BIG MARKDOWNS. The risks in Dillard's everyday-low-pricing strategy didn't become apparent until the severe slump hit women's apparel--and rivals pumped up promotions to move merchandise. Shoppers began passing up Dillard's for competitors such as May and Dayton Hudson, which run constant sales. Not that Dillard's prices are necessarily any higher. Officials say its everyday prices are comparable to those offered by rivals during their sales. But perceptions matter. "In theory, it's nice to have everything sharply priced every day, but it doesn't work when competitors are out there running six-page sale ads every week," says analyst Robert F. Buchanan of NatWest Securities Corp.

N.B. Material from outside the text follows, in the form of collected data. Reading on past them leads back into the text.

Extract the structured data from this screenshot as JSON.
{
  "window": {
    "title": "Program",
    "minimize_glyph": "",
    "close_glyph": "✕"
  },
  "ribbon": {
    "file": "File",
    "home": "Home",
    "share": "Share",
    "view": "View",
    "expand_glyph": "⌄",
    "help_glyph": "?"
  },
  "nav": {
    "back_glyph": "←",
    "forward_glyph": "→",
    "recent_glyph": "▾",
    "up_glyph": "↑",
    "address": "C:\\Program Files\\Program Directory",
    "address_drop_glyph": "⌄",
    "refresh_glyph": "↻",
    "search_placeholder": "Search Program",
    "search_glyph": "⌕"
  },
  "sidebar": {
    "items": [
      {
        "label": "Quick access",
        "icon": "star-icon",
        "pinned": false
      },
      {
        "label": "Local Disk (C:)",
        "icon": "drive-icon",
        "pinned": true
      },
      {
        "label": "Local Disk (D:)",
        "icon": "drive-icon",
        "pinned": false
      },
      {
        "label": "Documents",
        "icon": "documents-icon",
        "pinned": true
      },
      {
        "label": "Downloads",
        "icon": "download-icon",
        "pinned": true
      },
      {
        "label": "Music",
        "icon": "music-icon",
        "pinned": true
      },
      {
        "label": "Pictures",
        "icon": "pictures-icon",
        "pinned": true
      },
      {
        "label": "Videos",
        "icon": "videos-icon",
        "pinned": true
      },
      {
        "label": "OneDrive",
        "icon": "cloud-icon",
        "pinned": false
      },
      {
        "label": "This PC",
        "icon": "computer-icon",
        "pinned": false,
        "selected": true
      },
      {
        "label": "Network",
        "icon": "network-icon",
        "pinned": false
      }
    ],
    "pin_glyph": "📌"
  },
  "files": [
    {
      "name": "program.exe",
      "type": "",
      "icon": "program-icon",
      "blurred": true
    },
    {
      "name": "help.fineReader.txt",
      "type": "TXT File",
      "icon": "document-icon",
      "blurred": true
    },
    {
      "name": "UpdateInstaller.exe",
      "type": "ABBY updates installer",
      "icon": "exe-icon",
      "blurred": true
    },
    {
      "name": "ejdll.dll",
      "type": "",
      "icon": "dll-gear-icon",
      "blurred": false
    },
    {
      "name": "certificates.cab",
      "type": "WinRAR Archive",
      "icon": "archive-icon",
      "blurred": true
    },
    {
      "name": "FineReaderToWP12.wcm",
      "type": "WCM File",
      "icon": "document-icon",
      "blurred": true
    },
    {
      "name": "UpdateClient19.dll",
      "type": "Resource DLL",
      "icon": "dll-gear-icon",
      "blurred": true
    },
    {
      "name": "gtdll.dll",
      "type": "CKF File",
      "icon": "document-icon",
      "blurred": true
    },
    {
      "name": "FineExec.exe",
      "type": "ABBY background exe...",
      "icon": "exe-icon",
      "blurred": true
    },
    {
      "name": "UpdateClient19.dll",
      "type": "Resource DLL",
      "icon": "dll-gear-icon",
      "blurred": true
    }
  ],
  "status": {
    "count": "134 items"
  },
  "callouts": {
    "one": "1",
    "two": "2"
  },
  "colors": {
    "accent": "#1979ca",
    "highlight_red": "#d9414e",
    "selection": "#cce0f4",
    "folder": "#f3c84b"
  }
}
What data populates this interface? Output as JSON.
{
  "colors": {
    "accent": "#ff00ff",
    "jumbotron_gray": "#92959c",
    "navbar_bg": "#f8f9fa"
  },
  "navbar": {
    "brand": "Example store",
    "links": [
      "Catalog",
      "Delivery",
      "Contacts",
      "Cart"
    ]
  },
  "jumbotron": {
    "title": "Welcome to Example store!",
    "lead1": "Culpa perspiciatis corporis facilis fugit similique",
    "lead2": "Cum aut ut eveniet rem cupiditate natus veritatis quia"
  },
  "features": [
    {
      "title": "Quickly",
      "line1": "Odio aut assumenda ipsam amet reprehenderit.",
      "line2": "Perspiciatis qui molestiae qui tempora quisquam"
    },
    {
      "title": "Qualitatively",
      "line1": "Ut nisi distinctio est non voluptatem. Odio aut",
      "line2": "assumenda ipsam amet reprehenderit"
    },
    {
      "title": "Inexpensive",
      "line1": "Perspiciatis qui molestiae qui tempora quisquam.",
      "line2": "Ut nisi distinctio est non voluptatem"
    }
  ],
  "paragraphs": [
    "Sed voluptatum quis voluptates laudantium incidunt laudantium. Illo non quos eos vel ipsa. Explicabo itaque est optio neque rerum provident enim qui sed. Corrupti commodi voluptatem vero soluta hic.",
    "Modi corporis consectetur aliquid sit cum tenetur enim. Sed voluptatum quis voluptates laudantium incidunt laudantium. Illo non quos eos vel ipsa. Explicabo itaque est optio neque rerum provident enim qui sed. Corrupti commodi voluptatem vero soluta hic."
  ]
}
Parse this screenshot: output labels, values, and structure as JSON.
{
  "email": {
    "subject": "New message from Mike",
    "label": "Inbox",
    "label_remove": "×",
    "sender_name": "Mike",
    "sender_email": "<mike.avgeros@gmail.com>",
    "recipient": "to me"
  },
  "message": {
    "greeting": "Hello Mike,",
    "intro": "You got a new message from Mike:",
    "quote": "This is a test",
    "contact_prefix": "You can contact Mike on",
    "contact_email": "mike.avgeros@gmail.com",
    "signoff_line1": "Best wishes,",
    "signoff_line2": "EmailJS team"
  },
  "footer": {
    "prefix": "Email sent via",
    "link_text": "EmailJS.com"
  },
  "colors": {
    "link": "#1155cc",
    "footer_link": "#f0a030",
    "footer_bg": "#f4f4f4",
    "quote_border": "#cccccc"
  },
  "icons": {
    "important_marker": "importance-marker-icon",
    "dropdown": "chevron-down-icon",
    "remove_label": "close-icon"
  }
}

Dillard's paid the price in the second quarter. Saddled with high inventories of spring and summer clothing, the chain was forced to take big markdowns. That pushed gross profit margins down to 34.58%, compared with 35.74% in 1993's second quarter. The margin pressure resulted in a 14% decrease in earnings.

In a written response to BUSINESS WEEK, 79-year-old Chief Executive William T. Dillard, who founded the chain in 1938, says the company is "working to more fully implement our everyday pricing," especially in women's apparel. The yo-yoing prices of promotional stores, he says, alienate shoppers. Dillard believes promotions make retailers less efficient, adding that they take effort and they make business uneven. Dillard still oversees the chain, with day-to-day operations handled by his three sons.

Its pricing policy isn't the only thing giving Dillard's headaches now. A strong private-label business, for example, could give it more flexibility in dealing with fashion swings. If pricey brand-name stuff isn't moving, it could push house brands, which generally offer consumers a better value and the retailer better profit margins. But Buchanan figures such lines account for only about 8% of sales at Dillard's, compared with 30% at Nordstrom Inc. and 50% at J.C. Penney Co.

ON THE PROWL? William Dillard says the chain is planning to expand its private-label line as quickly as possible, but it will take the time to do the job right. In addition, while beefed-up home-furnishing departments have been fueling growth at rivals, Dillard's has been cutting back on home items. In 1993, company sales of such merchandise accounted for 11.7% of revenues, compared with 17.2% in 1988.

Lately, Dillard's hasn't even been able to rely on acquisitions--which fueled growth during the 1980s--to help lift sales and profits. It made none last year and hasn't made a major purchase since 1990. Dillard's says it's actively pursuing deals, adding that it is interested in some of the R.H. Macy & Co. stores in the Southeast that may become available after Macy merges with Federated. But because Dillard's is usually a cautious bidder, it could well lose the stores to more aggressive competitors.

Despite Dillard's recent woes, retailing experts point out that it is still one of the best in the industry at controlling costs, thanks to state-of-the-art distribution and information systems. So it could be poised for a quick comeback when the women's apparel business picks up. Until then, it looks as if Dillard's shareholders will have to get used to everyday low prices, too.